Obwohl Sie als Referendar für ihre Private Krankenversicherung möglichst wenig ausgeben möchten, sollten Sie nicht übereilt einen sehr billigen Tarif abschließen. Diese schließen oftmals wichtige Zusatzleistungen aus, die Sie später als verbeamteter Lehrer in Anspruch nehmen möchten. Da eine Änderung des Vertrags nur schwierig durchzusetzen ist und stets mit einer erneuten Gesundheitsprüfung einhergeht, sollten Sie schon als Referendar beim Abschluss einer Privaten Krankenversicherung ihre zukünftigen Bedürfnisse berücksichtigen.
Wenn Sie nach ihrem Referendariat kurzzeitig arbeitslos werden, müssen Sie für die Dauer der Arbeitslosigkeit in die GKV zurück. Es ist in diesem Fall sinnvoll eine Anwartschaft bei Ihrer Privaten Versicherung anzuschließen. Das bedeutet ihre bisherige Private Krankenversicherung ruht nur und wird nicht vollständig gekündigt. So können Sie, sobald Sie ins feste Beamtenverhältnis berufen werden, wieder ganz einfach und ohne erneute Gesundheitsprüfung in Ihre Private Krankenversicherung zurückkehren.

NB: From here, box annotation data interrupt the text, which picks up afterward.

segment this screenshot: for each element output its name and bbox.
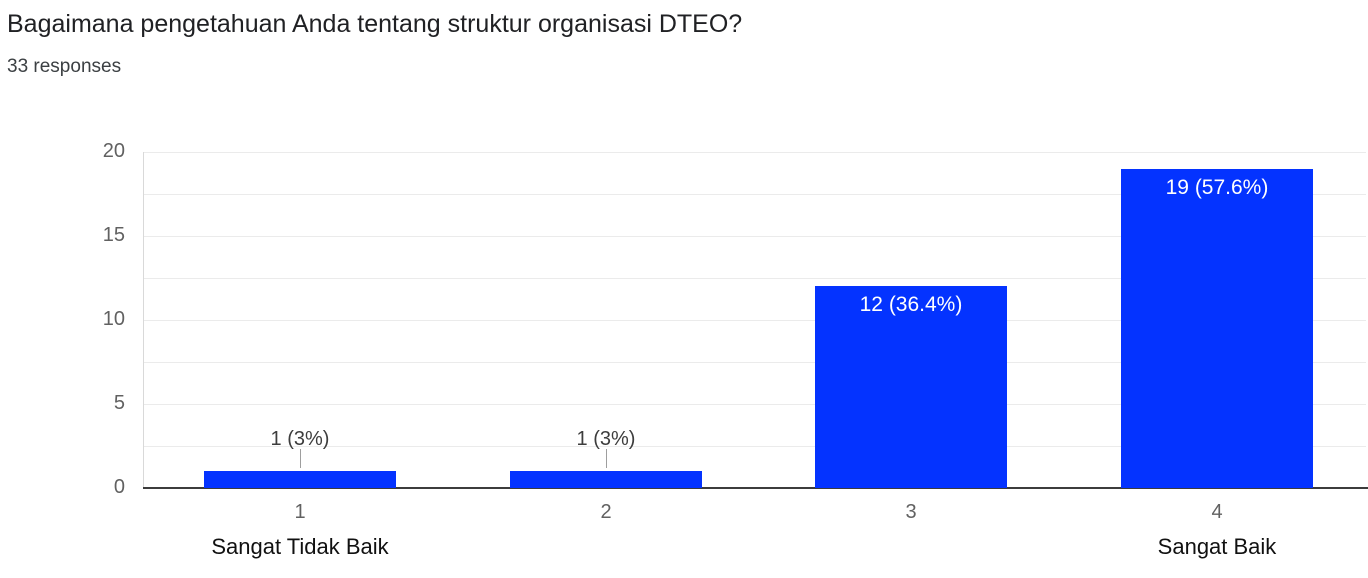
bar-value-label: 1 (3%) xyxy=(270,428,330,450)
gridline xyxy=(143,446,1366,447)
gridline xyxy=(143,194,1366,195)
label-connector-line xyxy=(300,449,301,468)
question-title: Bagaimana pengetahuan Anda tentang struk… xyxy=(7,10,743,38)
gridline xyxy=(143,320,1366,321)
gridline xyxy=(143,362,1366,363)
bar-value-label: 19 (57.6%) xyxy=(1165,176,1269,199)
x-axis-baseline xyxy=(143,487,1368,489)
bar-value-label: 1 (3%) xyxy=(576,428,636,450)
responses-count: 33 responses xyxy=(7,56,122,77)
y-axis-tick-label: 20 xyxy=(102,140,125,163)
x-axis-tick-label: 3 xyxy=(905,501,917,523)
y-axis-tick-label: 10 xyxy=(102,308,125,331)
x-axis-tick-label: 4 xyxy=(1211,501,1223,523)
y-axis-line xyxy=(143,152,144,488)
gridline xyxy=(143,152,1366,153)
x-axis-tick-label: 2 xyxy=(600,501,612,523)
y-axis-tick-label: 15 xyxy=(102,224,125,247)
label-connector-line xyxy=(606,449,607,468)
x-axis-category-label: Sangat Tidak Baik xyxy=(211,534,389,559)
gridline xyxy=(143,278,1366,279)
bar[interactable] xyxy=(815,286,1007,488)
x-axis-category-label: Sangat Baik xyxy=(1157,534,1277,559)
y-axis-tick-label: 5 xyxy=(113,392,125,415)
bar[interactable] xyxy=(510,471,702,488)
bar[interactable] xyxy=(204,471,396,488)
bar[interactable] xyxy=(1121,169,1313,488)
bar-value-label: 12 (36.4%) xyxy=(859,293,963,316)
x-axis-tick-label: 1 xyxy=(294,501,306,523)
gridline xyxy=(143,236,1366,237)
gridline xyxy=(143,404,1366,405)
y-axis-tick-label: 0 xyxy=(113,476,125,499)
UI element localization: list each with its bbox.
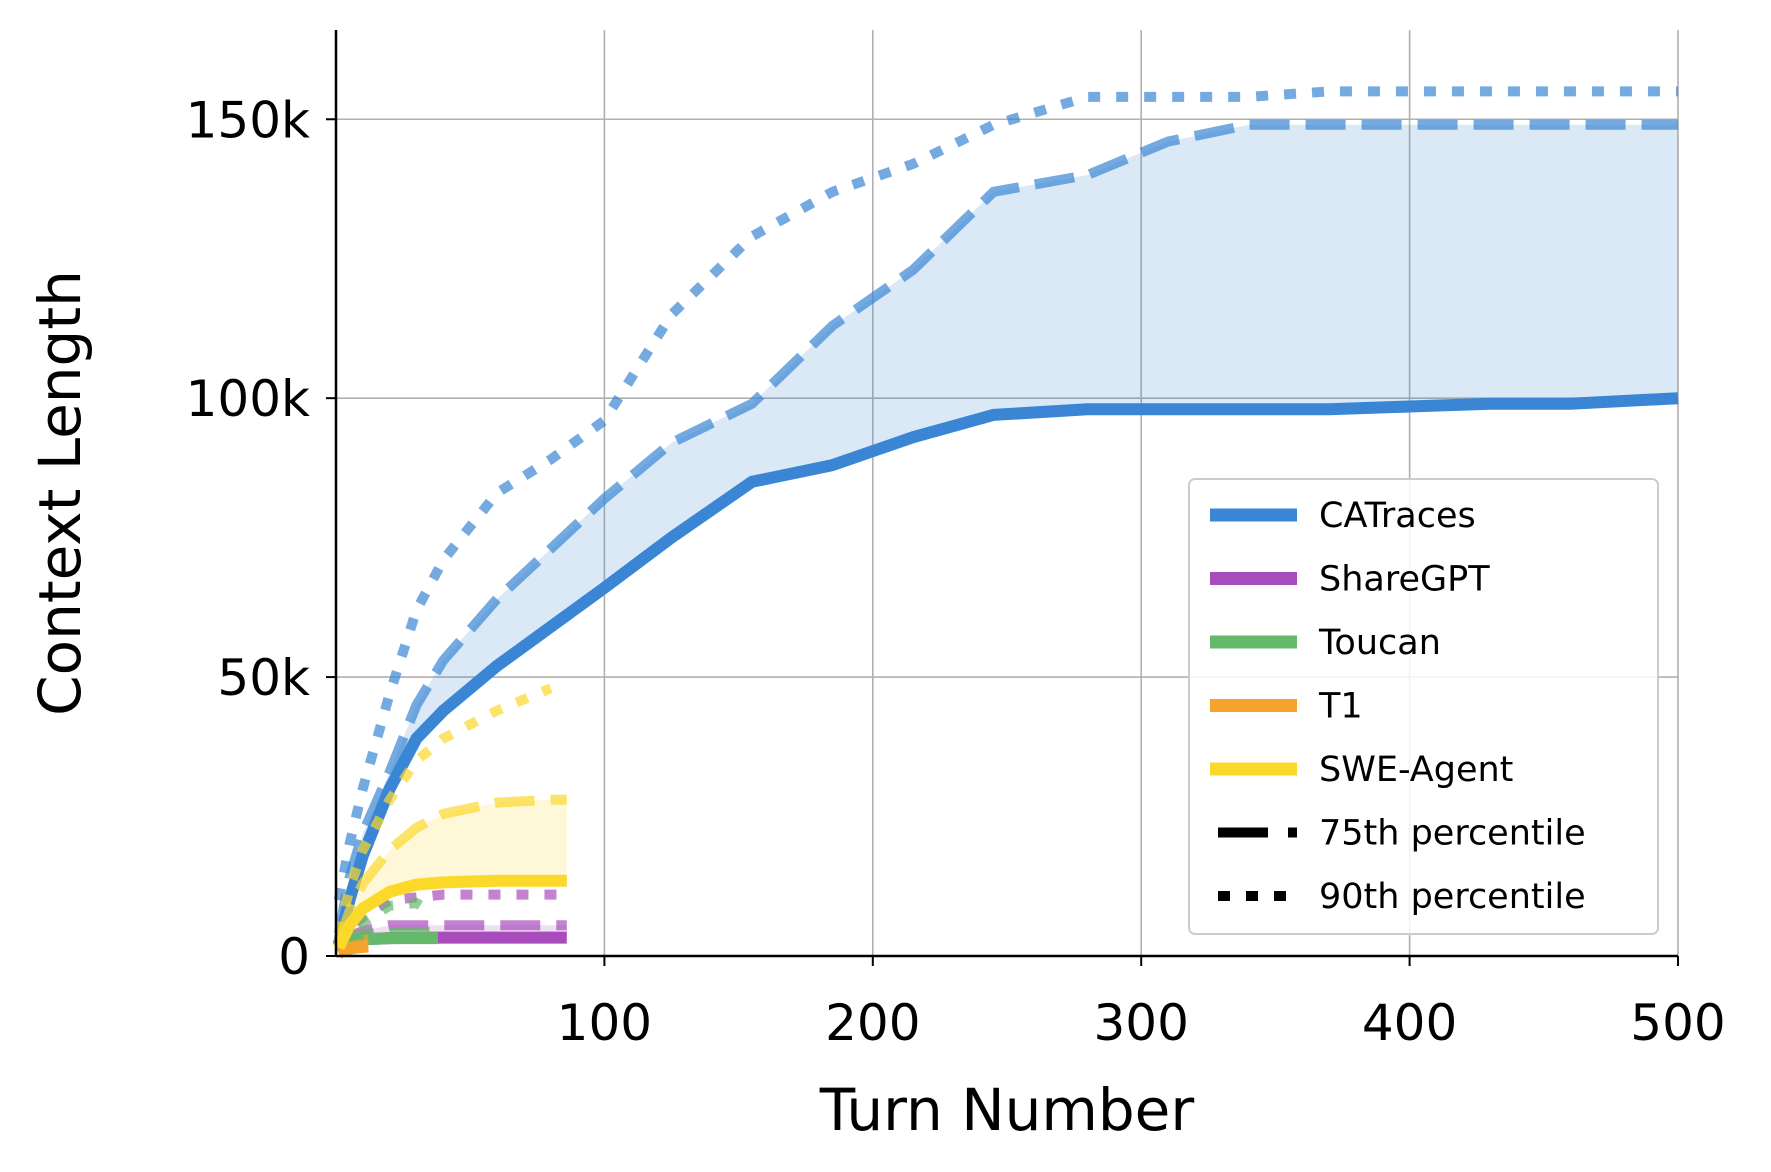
legend-label-swe-agent: SWE-Agent <box>1319 750 1513 790</box>
x-tick-label: 100 <box>557 994 652 1052</box>
y-axis-title: Context Length <box>26 270 94 716</box>
y-tick-label: 50k <box>217 649 310 707</box>
x-tick-label: 400 <box>1362 994 1457 1052</box>
legend-label-90th-percentile: 90th percentile <box>1319 877 1586 917</box>
series-lines <box>332 86 1679 959</box>
legend-label-catraces: CATraces <box>1319 496 1476 536</box>
y-tick-label: 0 <box>278 928 310 986</box>
band-catraces <box>338 124 1679 945</box>
grid <box>336 30 1679 956</box>
legend-label-sharegpt: ShareGPT <box>1319 560 1490 600</box>
median-line-t1 <box>335 940 369 959</box>
axes <box>334 30 1678 958</box>
band-swe-agent <box>338 799 567 948</box>
p90-line-toucan <box>335 897 433 949</box>
legend: CATraces ShareGPT Toucan T1 SWE-Agent 75th pe… <box>1188 478 1659 935</box>
median-line-catraces <box>332 392 1679 947</box>
legend-label-75th-percentile: 75th percentile <box>1319 814 1586 854</box>
x-tick-label: 500 <box>1630 994 1725 1052</box>
p75-line-swe-agent <box>333 794 567 944</box>
x-axis-title: Turn Number <box>819 1076 1195 1144</box>
legend-label-toucan: Toucan <box>1318 623 1441 663</box>
y-tick-label: 150k <box>186 91 310 149</box>
ticks: 100 200 300 400 500 0 50k 100k 150k <box>186 91 1726 1052</box>
legend-label-t1: T1 <box>1318 687 1363 727</box>
y-tick-label: 100k <box>186 370 310 428</box>
x-tick-label: 300 <box>1093 994 1188 1052</box>
legend-frame <box>1188 478 1659 935</box>
median-line-swe-agent <box>333 874 567 951</box>
p90-line-catraces <box>333 86 1678 902</box>
p75-line-catraces <box>333 119 1678 935</box>
x-tick-label: 200 <box>825 994 920 1052</box>
p90-line-sharegpt <box>334 889 567 948</box>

Referendare durchlaufen mit der Verbeamtung eine Statusänderung. Bis zu 4 Wochen nach dem Datum der Verbeamtung kann ein Referendar deshalb rückwirkend von seinem Sonderwechselrecht Gebrauch machen. War der nun verbeamtete Lehrer also vorher in der Gesetzlichen Krankenversicherung pflichtversichert, kann er sich die bis zu dem Zeitpunkt gezahlten Kassenbeiträge zurückerstatten lassen. Ein weiteres Sonderwechselrecht besteht für den Referendar bei einer Erhöhung der Beiträge.
Nein, der Kontrahierungszwang gilt für Referendare, die Beamte auf Widerruf sind, nicht. Er greift nur bei Beamten auf Probe und Beamten auf Lebenszeit.